I Didn't Know Words Could Kill

While reading an otherwise provocative and lively discussion by a group of film critics (2004: The Year in Movies) which manages to cover all the ground between loving and hating Dogville, Fahrenheit 9/11 and The Passion of The Christ and dismissing all three as forgettable failed experiments, I came across the following phrase, written by Scott Foundas of the L.A. Weekly:

As early as Sundance in January, there was Jehane Noujaim's Control Room, an extraordinary survey of the current propaganda wars (ultimately, the ones that really matter)...

It is unfortunate that Foundas chose the word "ultimate" in arguing that wars of words and ideas matter in the end more than wars of killing. He is using it in a poetic sense to lend heft to his assertion that propaganda "really matter[s]." Unfortunately for him, "ultimate" means the last, the end, the thing which cannot be overcome.
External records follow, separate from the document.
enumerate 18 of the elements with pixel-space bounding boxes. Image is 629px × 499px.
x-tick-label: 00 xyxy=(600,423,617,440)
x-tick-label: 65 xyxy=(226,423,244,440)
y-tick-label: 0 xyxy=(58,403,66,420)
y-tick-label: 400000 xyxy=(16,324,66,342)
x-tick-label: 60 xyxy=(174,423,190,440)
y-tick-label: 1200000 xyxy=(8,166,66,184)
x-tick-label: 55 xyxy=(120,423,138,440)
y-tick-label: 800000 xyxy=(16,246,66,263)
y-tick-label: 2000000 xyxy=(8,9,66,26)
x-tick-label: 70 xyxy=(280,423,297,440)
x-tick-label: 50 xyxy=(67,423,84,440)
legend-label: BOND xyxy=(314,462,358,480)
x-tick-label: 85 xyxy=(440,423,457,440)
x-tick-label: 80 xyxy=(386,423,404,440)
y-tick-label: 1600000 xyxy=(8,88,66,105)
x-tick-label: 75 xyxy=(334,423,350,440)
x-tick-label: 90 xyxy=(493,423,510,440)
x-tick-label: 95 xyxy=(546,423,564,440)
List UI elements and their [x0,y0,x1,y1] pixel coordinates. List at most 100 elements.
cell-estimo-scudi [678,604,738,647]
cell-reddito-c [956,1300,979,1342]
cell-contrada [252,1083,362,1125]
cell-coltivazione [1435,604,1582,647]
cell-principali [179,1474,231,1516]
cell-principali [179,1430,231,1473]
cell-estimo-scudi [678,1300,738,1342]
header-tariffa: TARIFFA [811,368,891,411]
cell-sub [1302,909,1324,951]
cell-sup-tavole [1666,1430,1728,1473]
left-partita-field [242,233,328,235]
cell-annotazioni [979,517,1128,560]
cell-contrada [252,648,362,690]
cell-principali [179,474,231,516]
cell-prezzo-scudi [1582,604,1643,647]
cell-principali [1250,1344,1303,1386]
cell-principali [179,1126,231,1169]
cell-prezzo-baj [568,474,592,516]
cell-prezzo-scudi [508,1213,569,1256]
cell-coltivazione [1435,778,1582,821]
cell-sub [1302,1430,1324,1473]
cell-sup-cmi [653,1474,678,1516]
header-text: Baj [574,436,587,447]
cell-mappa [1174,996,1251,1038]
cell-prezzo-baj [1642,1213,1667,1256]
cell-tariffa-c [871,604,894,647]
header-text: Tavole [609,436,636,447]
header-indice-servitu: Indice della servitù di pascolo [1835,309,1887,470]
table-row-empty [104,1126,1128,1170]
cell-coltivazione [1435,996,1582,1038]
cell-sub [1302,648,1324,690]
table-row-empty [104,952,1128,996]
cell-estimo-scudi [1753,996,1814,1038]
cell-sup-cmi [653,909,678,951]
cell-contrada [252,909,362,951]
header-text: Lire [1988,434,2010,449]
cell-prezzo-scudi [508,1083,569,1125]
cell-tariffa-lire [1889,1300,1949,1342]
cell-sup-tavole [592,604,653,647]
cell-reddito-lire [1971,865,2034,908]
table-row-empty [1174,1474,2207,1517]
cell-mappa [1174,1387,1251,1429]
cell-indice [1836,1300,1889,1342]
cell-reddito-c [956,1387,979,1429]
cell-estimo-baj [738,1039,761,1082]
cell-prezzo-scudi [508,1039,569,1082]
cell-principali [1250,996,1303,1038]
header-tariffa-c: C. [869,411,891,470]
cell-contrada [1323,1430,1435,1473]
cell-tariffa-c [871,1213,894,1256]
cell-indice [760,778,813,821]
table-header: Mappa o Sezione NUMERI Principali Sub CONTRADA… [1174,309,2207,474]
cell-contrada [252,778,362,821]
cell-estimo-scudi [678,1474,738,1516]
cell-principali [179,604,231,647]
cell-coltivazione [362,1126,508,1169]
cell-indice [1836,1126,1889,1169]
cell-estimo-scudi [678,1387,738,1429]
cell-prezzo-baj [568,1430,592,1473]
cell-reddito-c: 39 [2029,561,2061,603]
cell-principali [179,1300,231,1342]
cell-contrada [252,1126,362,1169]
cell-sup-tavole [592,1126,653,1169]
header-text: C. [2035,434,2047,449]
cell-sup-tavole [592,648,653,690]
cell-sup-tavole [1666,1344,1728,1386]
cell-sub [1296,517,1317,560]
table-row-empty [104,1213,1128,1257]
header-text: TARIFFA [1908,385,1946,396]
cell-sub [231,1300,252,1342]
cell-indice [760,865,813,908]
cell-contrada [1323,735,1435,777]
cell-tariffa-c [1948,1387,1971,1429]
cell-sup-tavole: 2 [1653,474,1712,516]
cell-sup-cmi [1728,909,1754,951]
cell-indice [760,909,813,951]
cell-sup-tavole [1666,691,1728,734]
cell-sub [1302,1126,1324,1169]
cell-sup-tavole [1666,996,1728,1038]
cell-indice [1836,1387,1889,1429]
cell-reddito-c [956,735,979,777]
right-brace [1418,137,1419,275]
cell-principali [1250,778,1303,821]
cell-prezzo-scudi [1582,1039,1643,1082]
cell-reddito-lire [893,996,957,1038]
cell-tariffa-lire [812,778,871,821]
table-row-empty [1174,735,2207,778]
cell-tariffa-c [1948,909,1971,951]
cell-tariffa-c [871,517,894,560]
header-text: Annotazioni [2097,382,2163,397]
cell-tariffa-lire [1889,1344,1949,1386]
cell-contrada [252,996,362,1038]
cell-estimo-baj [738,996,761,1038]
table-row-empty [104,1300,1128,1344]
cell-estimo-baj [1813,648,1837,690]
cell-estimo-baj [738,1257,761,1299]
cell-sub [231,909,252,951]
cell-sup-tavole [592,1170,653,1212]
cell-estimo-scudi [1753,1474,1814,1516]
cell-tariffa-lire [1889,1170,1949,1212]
I have argued in this forum repeatedly that the US armed forces can do no greater good for themselves, the USA, and (he said, from his seat of white male imperial privelige,) the world than to work as hard as possible on winning the 'hearts and minds' battles in the wars they are fighting. The "propaganda wars" Foundas refers to include these and more. The 'hearts and minds' efforts are incredibly important, because after the killing winds down and nations get back to doing what it is nations do when they are not busy tearing themselves into pieces, it would be really nice if we were not hated as a matter of policy as the Great Satan Above All Satans. In the short run winning the hearts and minds battle-- or at least trying to do better on that front than breaking even-- can only help. In the long run it can ensure that the sun does not soon set on the American Century (1919-?).

But as truly important as they are, in war, hearts and minds are not the "ultimate" thing in a war.

Ultimately, "propaganda" only matters when someone is left alive to see it.